Entendant les cris et me voyant poursuivi, un mouche arriva au pas de course avec la claire intention de vouloir m’arrêter. Je l’évitai, tombai sur un autre mouche et portai les mains à ma tête en hurlant :

— « Y’a un fou qui me poursuit ! Y’a un fou qui me poursuit ! »

Le mouche sur lequel je tombai me prit par le bras et me secoua pour que je cesse de crier. Finalement, je me tus. Et ce fut une chance, parce que, grâce au silence, le paysan put expliquer que non, je n’étais pas un voleur, qu’il m’avait simplement vu manger une plante vénéneuse.

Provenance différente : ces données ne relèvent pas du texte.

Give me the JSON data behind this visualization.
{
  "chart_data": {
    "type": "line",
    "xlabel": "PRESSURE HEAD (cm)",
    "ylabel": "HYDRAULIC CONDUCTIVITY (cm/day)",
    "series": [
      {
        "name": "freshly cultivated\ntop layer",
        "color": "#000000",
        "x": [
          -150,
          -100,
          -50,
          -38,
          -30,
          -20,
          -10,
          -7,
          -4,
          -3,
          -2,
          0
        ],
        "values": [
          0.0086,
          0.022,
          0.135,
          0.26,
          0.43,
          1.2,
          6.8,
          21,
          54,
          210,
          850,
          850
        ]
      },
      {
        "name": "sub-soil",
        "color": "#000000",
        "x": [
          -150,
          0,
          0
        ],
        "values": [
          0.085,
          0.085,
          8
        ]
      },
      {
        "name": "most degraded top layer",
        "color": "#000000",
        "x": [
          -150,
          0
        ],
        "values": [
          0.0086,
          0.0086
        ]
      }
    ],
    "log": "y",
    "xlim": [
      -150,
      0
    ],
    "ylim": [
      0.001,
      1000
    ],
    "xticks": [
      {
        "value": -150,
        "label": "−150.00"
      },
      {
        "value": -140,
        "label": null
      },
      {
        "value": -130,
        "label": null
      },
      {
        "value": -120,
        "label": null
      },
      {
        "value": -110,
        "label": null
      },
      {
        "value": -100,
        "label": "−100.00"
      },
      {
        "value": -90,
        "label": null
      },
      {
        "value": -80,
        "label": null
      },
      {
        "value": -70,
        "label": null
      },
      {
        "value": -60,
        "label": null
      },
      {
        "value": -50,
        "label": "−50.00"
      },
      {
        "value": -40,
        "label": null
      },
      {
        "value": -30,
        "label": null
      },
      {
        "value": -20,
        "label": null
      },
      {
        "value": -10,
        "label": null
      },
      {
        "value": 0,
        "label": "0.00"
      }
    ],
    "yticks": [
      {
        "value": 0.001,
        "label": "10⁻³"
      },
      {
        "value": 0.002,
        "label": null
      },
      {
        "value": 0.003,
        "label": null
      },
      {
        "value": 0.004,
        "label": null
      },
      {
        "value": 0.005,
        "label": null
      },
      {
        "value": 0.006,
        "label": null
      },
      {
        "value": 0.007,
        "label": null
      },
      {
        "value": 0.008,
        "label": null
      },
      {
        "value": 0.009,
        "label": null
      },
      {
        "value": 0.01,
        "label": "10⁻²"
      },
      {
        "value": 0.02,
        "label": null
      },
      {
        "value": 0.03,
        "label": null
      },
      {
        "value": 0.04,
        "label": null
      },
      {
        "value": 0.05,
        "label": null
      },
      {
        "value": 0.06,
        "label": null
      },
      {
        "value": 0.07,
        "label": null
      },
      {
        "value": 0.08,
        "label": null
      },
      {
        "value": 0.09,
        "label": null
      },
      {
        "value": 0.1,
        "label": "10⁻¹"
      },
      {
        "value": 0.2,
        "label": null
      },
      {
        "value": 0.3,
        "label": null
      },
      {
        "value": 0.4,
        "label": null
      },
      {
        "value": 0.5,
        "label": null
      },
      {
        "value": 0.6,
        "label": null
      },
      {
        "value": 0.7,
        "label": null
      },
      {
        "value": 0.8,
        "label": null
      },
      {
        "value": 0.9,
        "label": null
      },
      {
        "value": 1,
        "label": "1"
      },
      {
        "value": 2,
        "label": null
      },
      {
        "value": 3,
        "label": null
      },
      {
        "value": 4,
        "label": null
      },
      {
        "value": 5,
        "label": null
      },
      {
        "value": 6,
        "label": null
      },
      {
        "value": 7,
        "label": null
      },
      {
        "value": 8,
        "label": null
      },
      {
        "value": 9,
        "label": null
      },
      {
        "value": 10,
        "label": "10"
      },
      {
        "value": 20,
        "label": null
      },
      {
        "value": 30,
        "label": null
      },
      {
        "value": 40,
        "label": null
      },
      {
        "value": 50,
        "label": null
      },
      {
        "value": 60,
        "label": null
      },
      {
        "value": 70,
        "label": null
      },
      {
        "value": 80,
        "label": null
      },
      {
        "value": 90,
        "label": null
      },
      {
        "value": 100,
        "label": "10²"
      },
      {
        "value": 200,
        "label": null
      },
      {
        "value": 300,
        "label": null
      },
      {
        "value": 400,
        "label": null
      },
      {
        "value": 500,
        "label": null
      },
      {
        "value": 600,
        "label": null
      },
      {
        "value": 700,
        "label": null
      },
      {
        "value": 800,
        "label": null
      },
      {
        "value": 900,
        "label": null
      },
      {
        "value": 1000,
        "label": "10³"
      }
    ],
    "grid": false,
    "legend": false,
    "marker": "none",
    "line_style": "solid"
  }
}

— « De l’asofla, la main du diable ! » expliqua le paysan, altéré. « S’il vous plaît, ne rudoyez pas ce pauvre garçon. »

L’agent ne me rudoyait pas : il me tenait seulement fermement. Sans répliquer, il plongea une main dans ma poche la plus rebondie d’où dépassaient des tiges et il sortit une poignée d’asofla. Aussitôt, une expression de pure stupéfaction se dessina sur son visage. Il me dévisagea, tourna les yeux vers son compagnon de métier, puis reporta de nouveau son regard sur moi. Finalement, il s’éclaircit la voix.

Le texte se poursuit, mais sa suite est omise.